An algorithm to print all the prime numbers up to 100.

We will implement a simple algorithm in javascript to print all the prime numbers from 1 to 100. Everything will be written in ES6.

This problem is also called the Sieve of Eratosthenes.

Sieve of Eratosthenes

It is a very old and simple algorithm to find the all the prime numbers in a given range.

How it works

• We loop all the numbers from 2 up to N.
• In each iteration we mark the current number as true and all the other numbers that are divisble by the current number as false.
• Then we move to the next number and check if it marked as true or false.
• If it is false then we move to next number and repeat the same steps again.
• If it is true then we mark all the next numbers divisible by it as false and repeat the same.

Example

Input:
10

Output:
[2, 3, 4, 5, 6, 7, 8, 9, 10]
[2] = true
[4] = false
[6] = false
[8] = false
[10] = false

[3] = true
[6] = false
[9] = false

[5] = true
[7] = true

2, 3, 5, 7 are the prime numbers from 2 to 10

Implementation

• We will create an array of N + 1 items and mark them as true.
• Then we will mark the 0th and 1st element as false in the beginning.
• We will then loop from 2 to N and mark all the number divisble by current number as false.
• We will repeat the same for all the number which will be marked as true.

let allPrimes = (n) => {
   //Create new n+1 array and mark them as true
   let isPrime = new Array(n+1).fill(true);
   isPrime[0] = false;
   isPrime[1] = false;
  
   let primes = [];

   for(let i = 2; i <= n; i++){
     //if the number is  
     if(isPrime[i] === true){
        primes.push(i); 
     }
     
      //mark all the numbers divisible i as false
      let next = i * i;
      while (next <= n) {
        isPrime[next] = false;
        next += i;
      }  
   }

   return primes;
}

Input:
console.log(allPrimes(100));

Output:
[2, 3, 5, 7, 11, 13, 17, 19, 23, 29, 31, 37, 41, 43, 47, 53, 59, 61, 67, 71, 73, 79, 83, 89, 97]

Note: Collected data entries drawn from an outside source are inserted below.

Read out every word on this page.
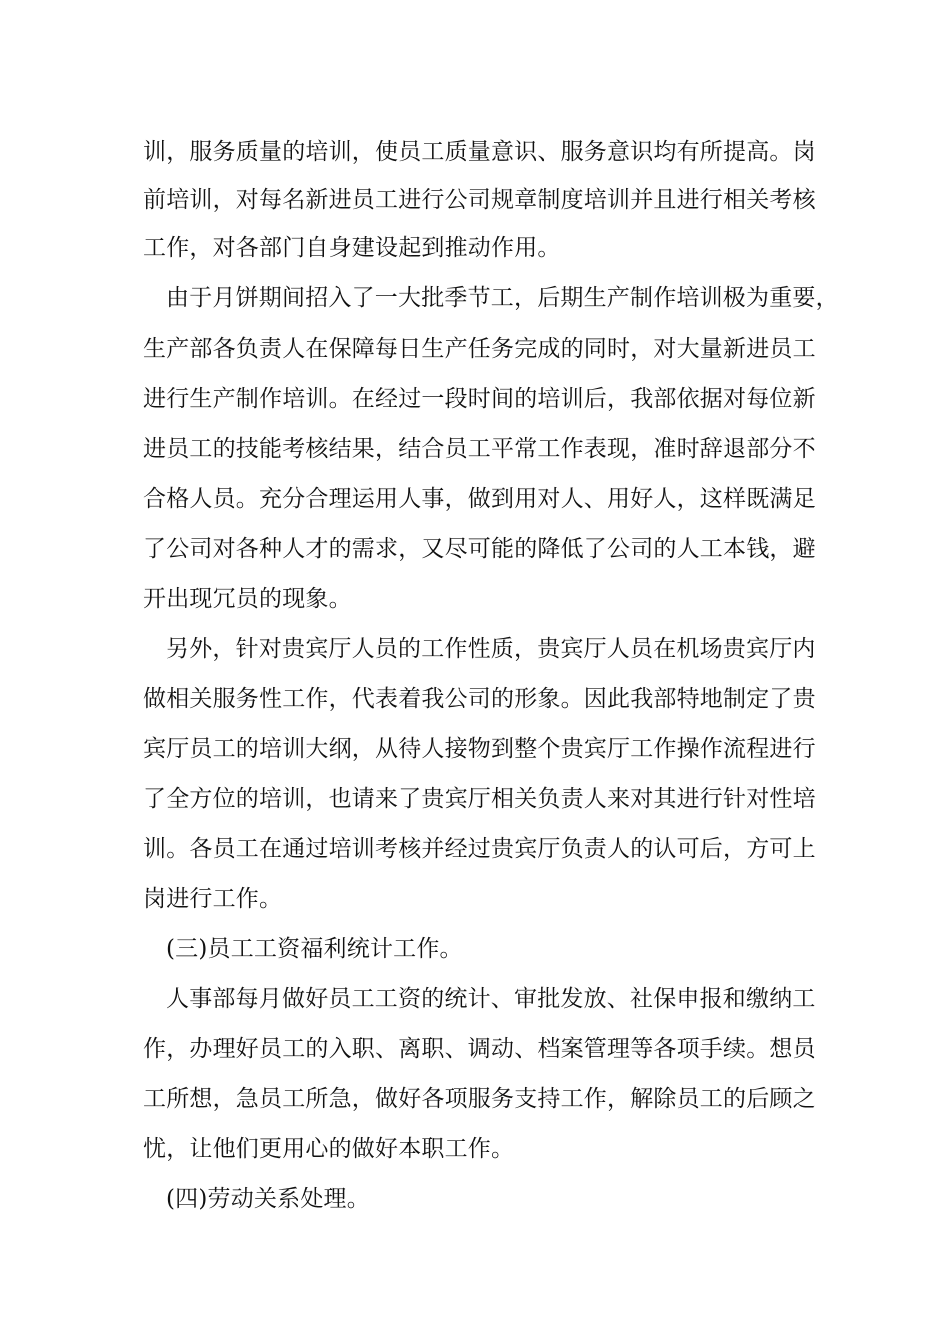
训，服务质量的培训，使员工质量意识、服务意识均有所提高。岗
前培训，对每名新进员工进行公司规章制度培训并且进行相关考核
工作，对各部门自身建设起到推动作用。
由于月饼期间招入了一大批季节工，后期生产制作培训极为重要，
生产部各负责人在保障每日生产任务完成的同时，对大量新进员工
进行生产制作培训。在经过一段时间的培训后，我部依据对每位新
进员工的技能考核结果，结合员工平常工作表现，准时辞退部分不
合格人员。充分合理运用人事，做到用对人、用好人，这样既满足
了公司对各种人才的需求，又尽可能的降低了公司的人工本钱，避
开出现冗员的现象。
另外，针对贵宾厅人员的工作性质，贵宾厅人员在机场贵宾厅内
做相关服务性工作，代表着我公司的形象。因此我部特地制定了贵
宾厅员工的培训大纲，从待人接物到整个贵宾厅工作操作流程进行
了全方位的培训，也请来了贵宾厅相关负责人来对其进行针对性培
训。各员工在通过培训考核并经过贵宾厅负责人的认可后，方可上
岗进行工作。
(三)员工工资福利统计工作。
人事部每月做好员工工资的统计、审批发放、社保申报和缴纳工
作，办理好员工的入职、离职、调动、档案管理等各项手续。想员
工所想，急员工所急，做好各项服务支持工作，解除员工的后顾之
忧，让他们更用心的做好本职工作。
(四)劳动关系处理。
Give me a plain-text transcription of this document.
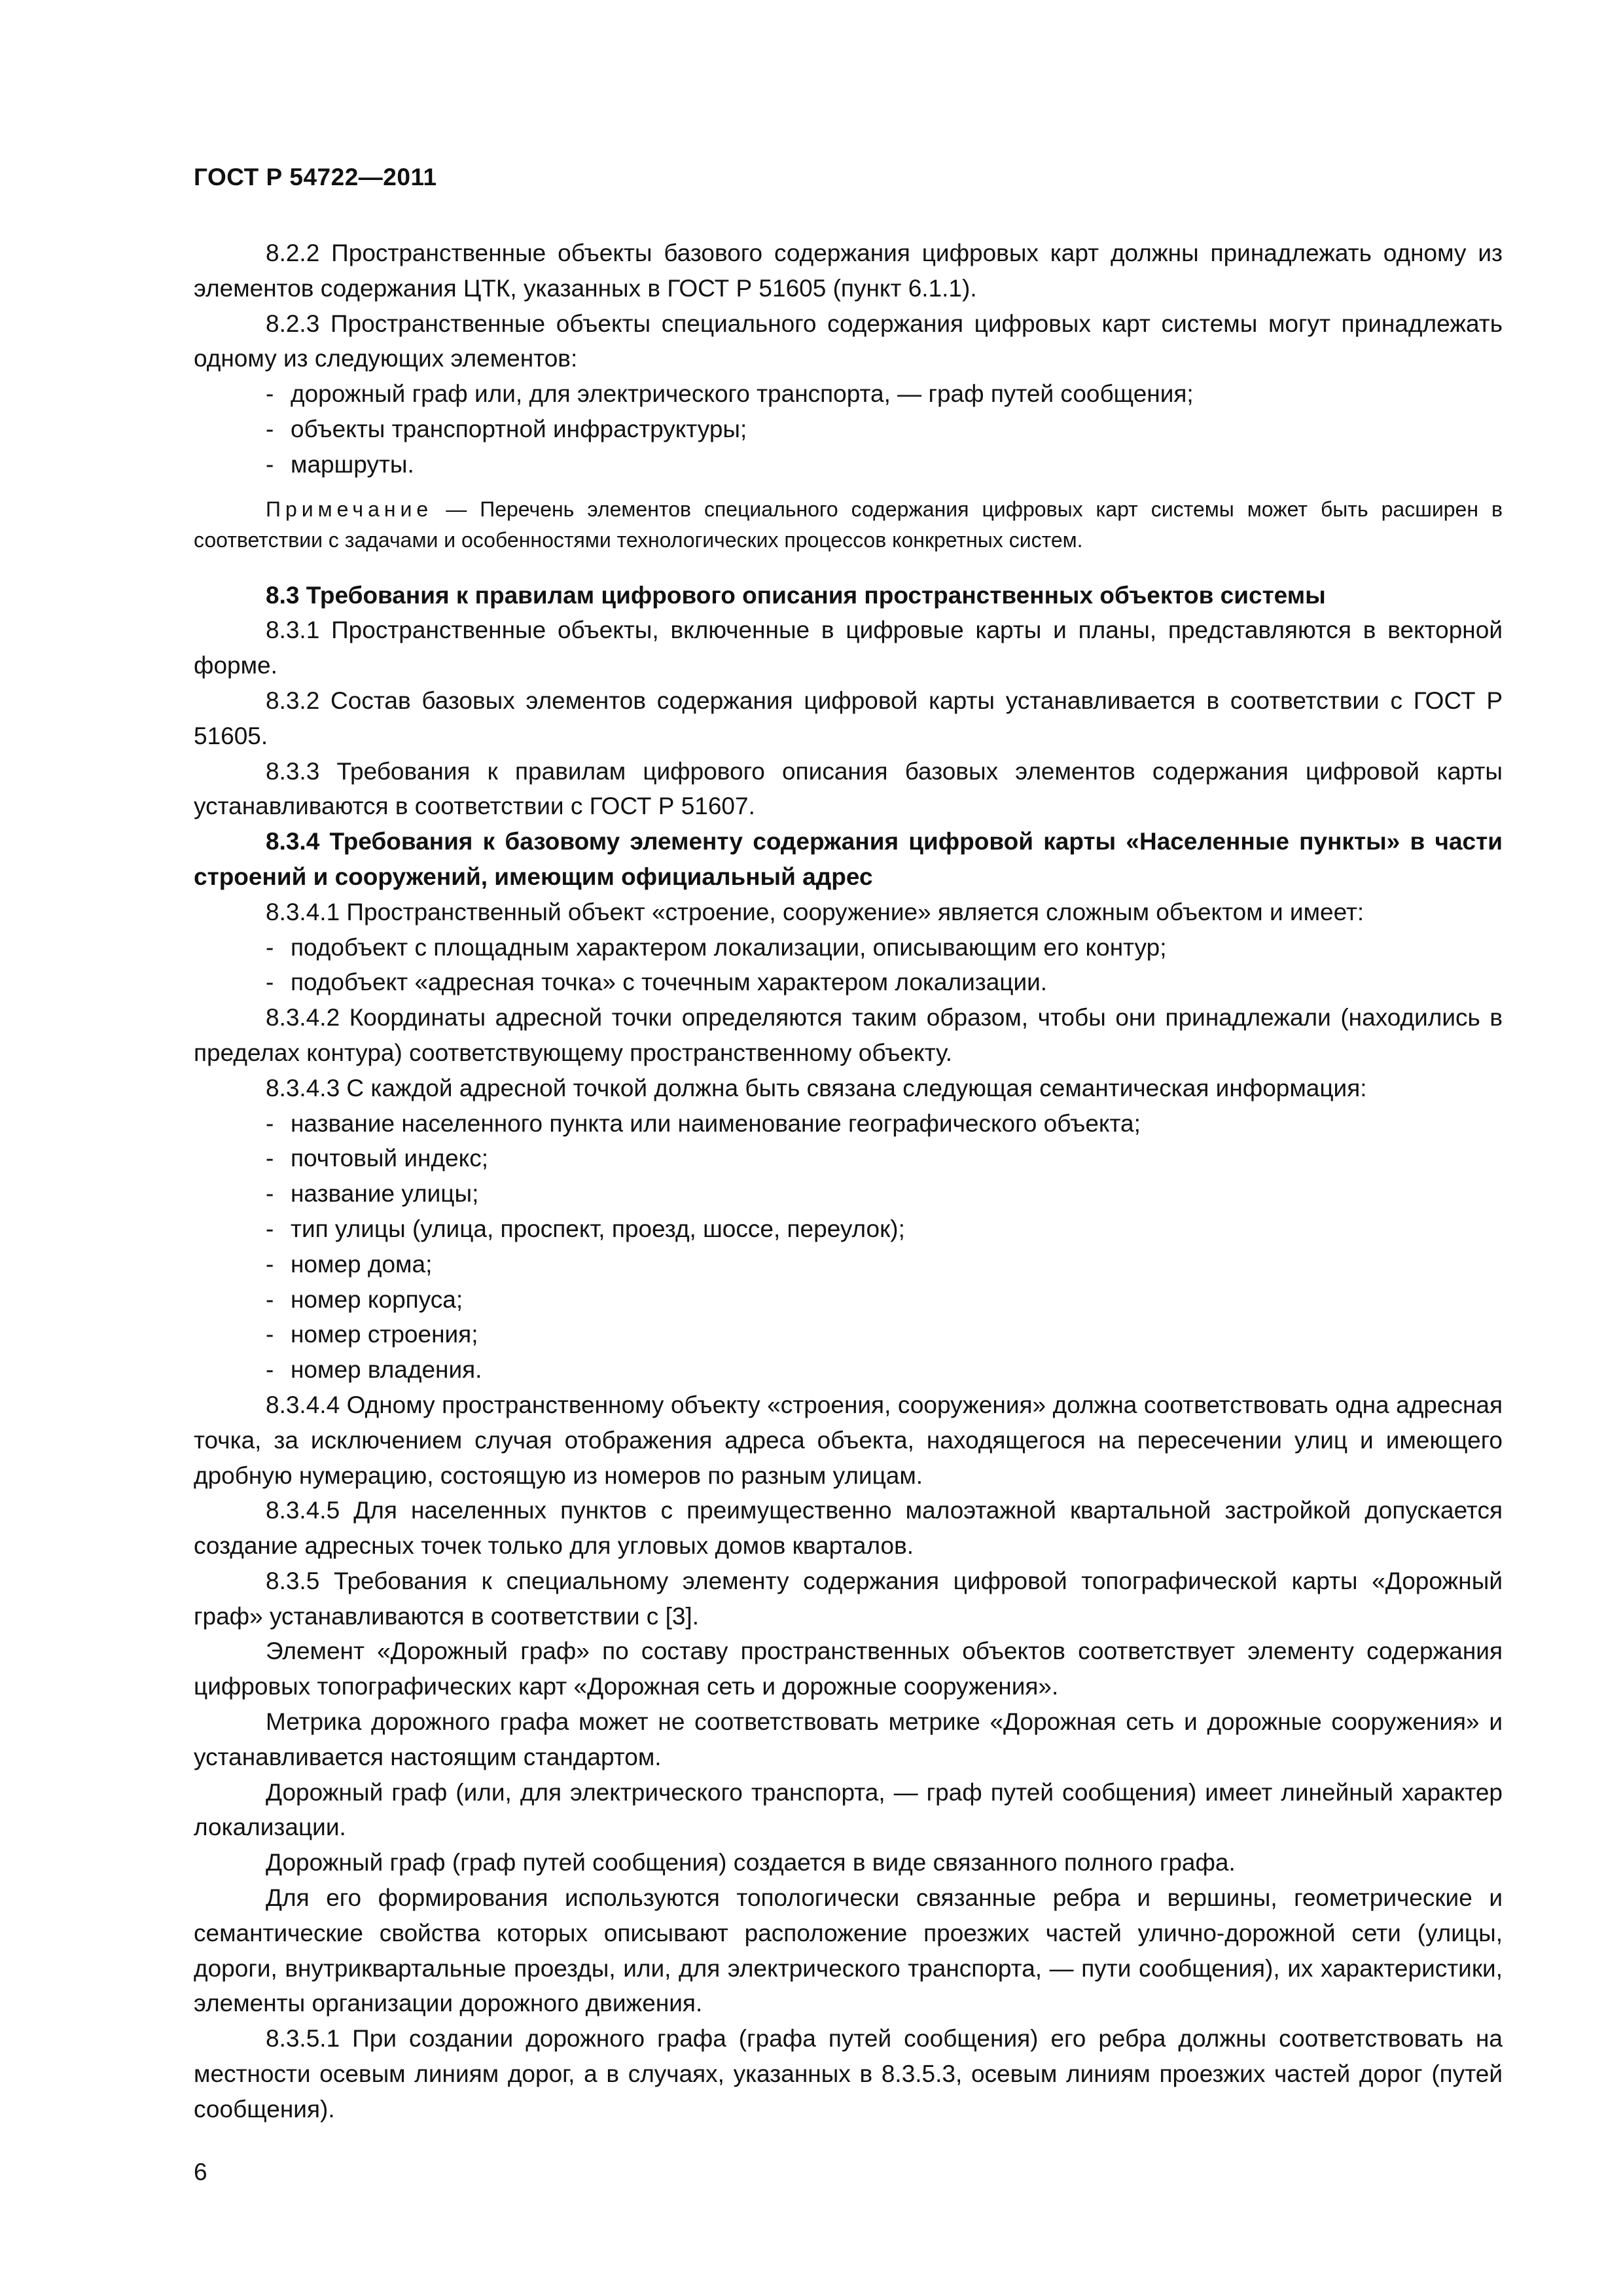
ГОСТ Р 54722—2011

8.2.2 Пространственные объекты базового содержания цифровых карт должны принадлежать одному из элементов содержания ЦТК, указанных в ГОСТ Р 51605 (пункт 6.1.1).

8.2.3 Пространственные объекты специального содержания цифровых карт системы могут принадлежать одному из следующих элементов:

- дорожный граф или, для электрического транспорта, — граф путей сообщения;

- объекты транспортной инфраструктуры;

- маршруты.

Примечание — Перечень элементов специального содержания цифровых карт системы может быть расширен в соответствии с задачами и особенностями технологических процессов конкретных систем.

8.3 Требования к правилам цифрового описания пространственных объектов системы

8.3.1 Пространственные объекты, включенные в цифровые карты и планы, представляются в векторной форме.

8.3.2 Состав базовых элементов содержания цифровой карты устанавливается в соответствии с ГОСТ Р 51605.

8.3.3 Требования к правилам цифрового описания базовых элементов содержания цифровой карты устанавливаются в соответствии с ГОСТ Р 51607.

8.3.4 Требования к базовому элементу содержания цифровой карты «Населенные пункты» в части строений и сооружений, имеющим официальный адрес

8.3.4.1 Пространственный объект «строение, сооружение» является сложным объектом и имеет:

- подобъект с площадным характером локализации, описывающим его контур;

- подобъект «адресная точка» с точечным характером локализации.

8.3.4.2 Координаты адресной точки определяются таким образом, чтобы они принадлежали (находились в пределах контура) соответствующему пространственному объекту.

8.3.4.3 С каждой адресной точкой должна быть связана следующая семантическая информация:

- название населенного пункта или наименование географического объекта;

- почтовый индекс;

- название улицы;

- тип улицы (улица, проспект, проезд, шоссе, переулок);

- номер дома;

- номер корпуса;

- номер строения;

- номер владения.

8.3.4.4 Одному пространственному объекту «строения, сооружения» должна соответствовать одна адресная точка, за исключением случая отображения адреса объекта, находящегося на пересечении улиц и имеющего дробную нумерацию, состоящую из номеров по разным улицам.

8.3.4.5 Для населенных пунктов с преимущественно малоэтажной квартальной застройкой допускается создание адресных точек только для угловых домов кварталов.

8.3.5 Требования к специальному элементу содержания цифровой топографической карты «Дорожный граф» устанавливаются в соответствии с [3].

Элемент «Дорожный граф» по составу пространственных объектов соответствует элементу содержания цифровых топографических карт «Дорожная сеть и дорожные сооружения».

Метрика дорожного графа может не соответствовать метрике «Дорожная сеть и дорожные сооружения» и устанавливается настоящим стандартом.

Дорожный граф (или, для электрического транспорта, — граф путей сообщения) имеет линейный характер локализации.

Дорожный граф (граф путей сообщения) создается в виде связанного полного графа.

Для его формирования используются топологически связанные ребра и вершины, геометрические и семантические свойства которых описывают расположение проезжих частей улично-дорожной сети (улицы, дороги, внутриквартальные проезды, или, для электрического транспорта, — пути сообщения), их характеристики, элементы организации дорожного движения.

8.3.5.1 При создании дорожного графа (графа путей сообщения) его ребра должны соответствовать на местности осевым линиям дорог, а в случаях, указанных в 8.3.5.3, осевым линиям проезжих частей дорог (путей сообщения).

6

Time complexity: O(n * log(log(n))).

Space complexity: O(n).

Time and Space complexity

• We are finding the all reciprocals of each prime numbers like n(1/2 + 1/3 + 1/5 + 1/7 ... + 1/n) and we are doing it for all the numbers upto n = O(n * log(log(n))). Learn more about it here.
• We are storing all the prime numbers in an array and in the worst case all the numbers can be prime, so Space complexity is O(n).